The Florida Fish and Wildlife Conservation Commission (FWC) approved a rule allowing falconers to take peregrine falcons for the sport of falconry at its meeting in Clewiston on Wednesday.Needless to say, the state's falconers are pleased with the decision. Apparently Audubon of Florida and Defenders of Wildlife both testified at the meeting, but neither have posted any statement on their websites about it. The FWC's press release only quotes this from Audubon:
The U.S. Fish and Wildlife Service determines the number of falcons that may be taken over a broad range of states. It is estimated fewer than five falcons will be allocated to Florida in 2010. Under the new rule, falconers must receive a permit for the take of peregrine falcons for falconry. The FWC will randomly select applications and issue permits annually based on the number allotted to the state. Priority for receiving a permit will be given to Florida residents.

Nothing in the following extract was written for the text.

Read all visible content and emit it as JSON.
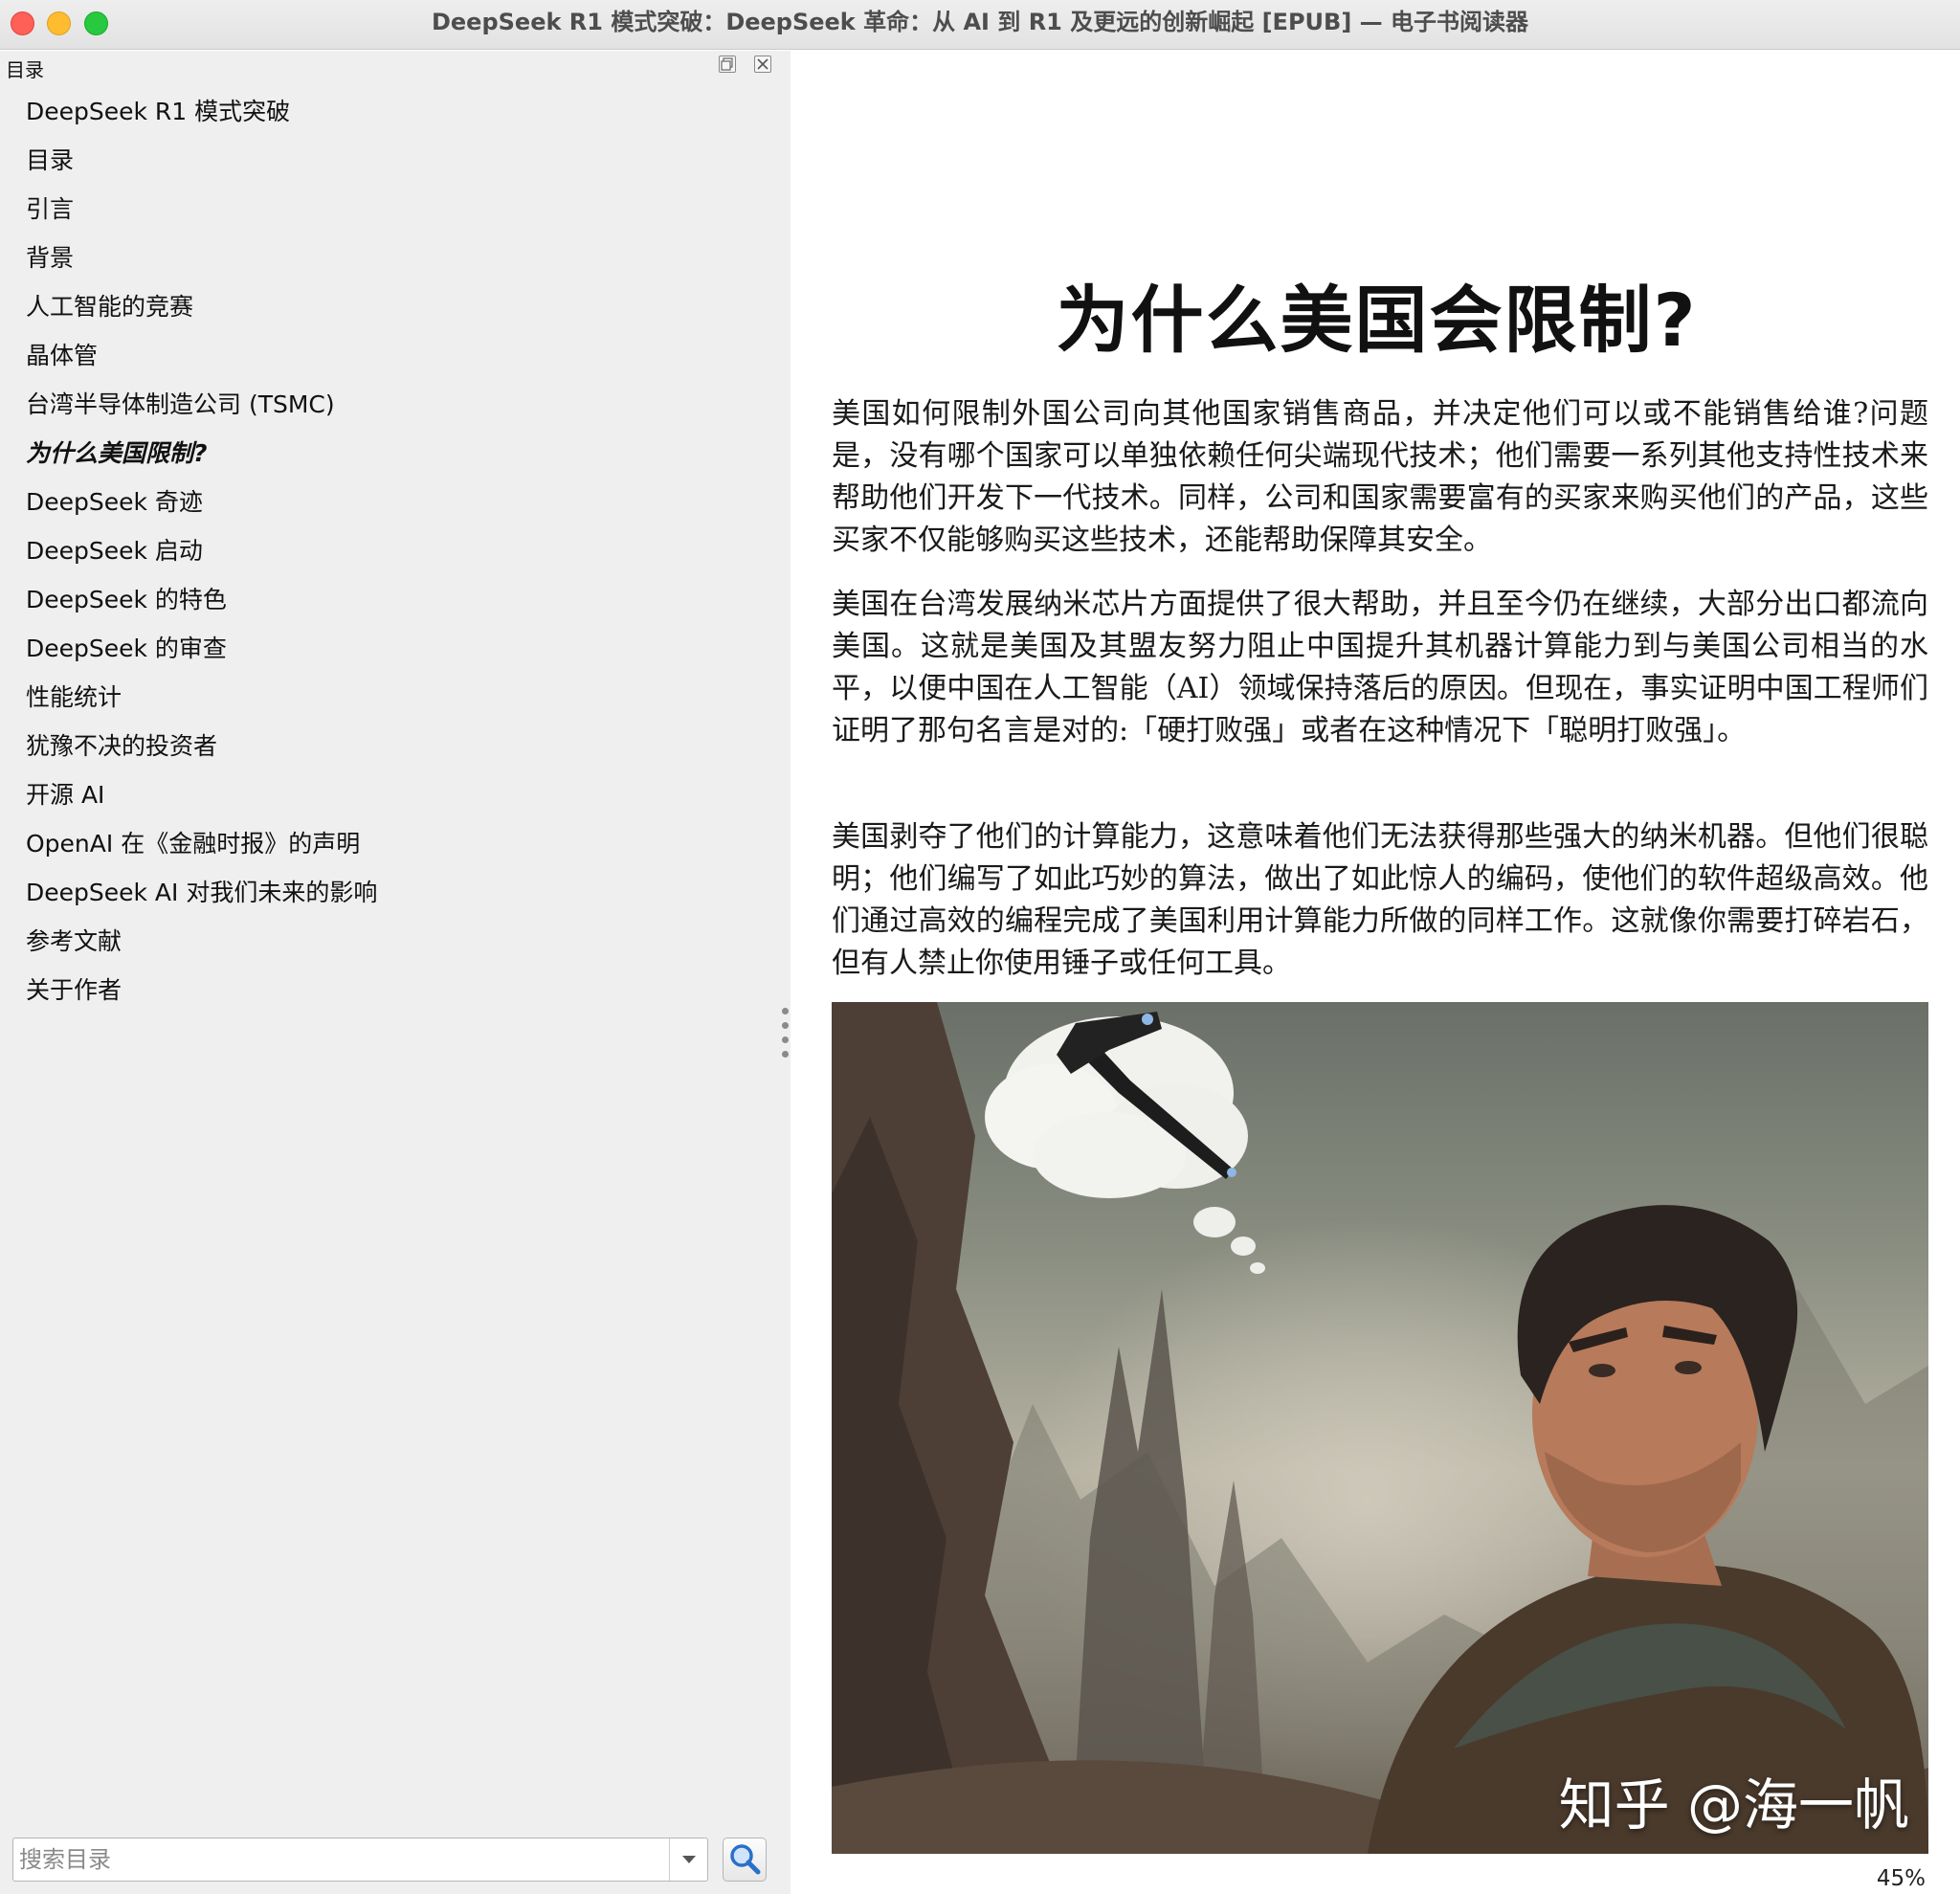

"Audubon views the peregrine as an iconic species, and we have concerns regarding lack of monitoring in Florida to help ensure no future decline in this species," said Julie Wraithmell of Audubon of Florida. "We hope the Commission will help promote conservation of the species by funding monitoring projects."There is precedent for taking wild raptors for use in falconry, which is regulated under U.S. and state laws. I would prefer more caution, though, in using such a recently-recovered species.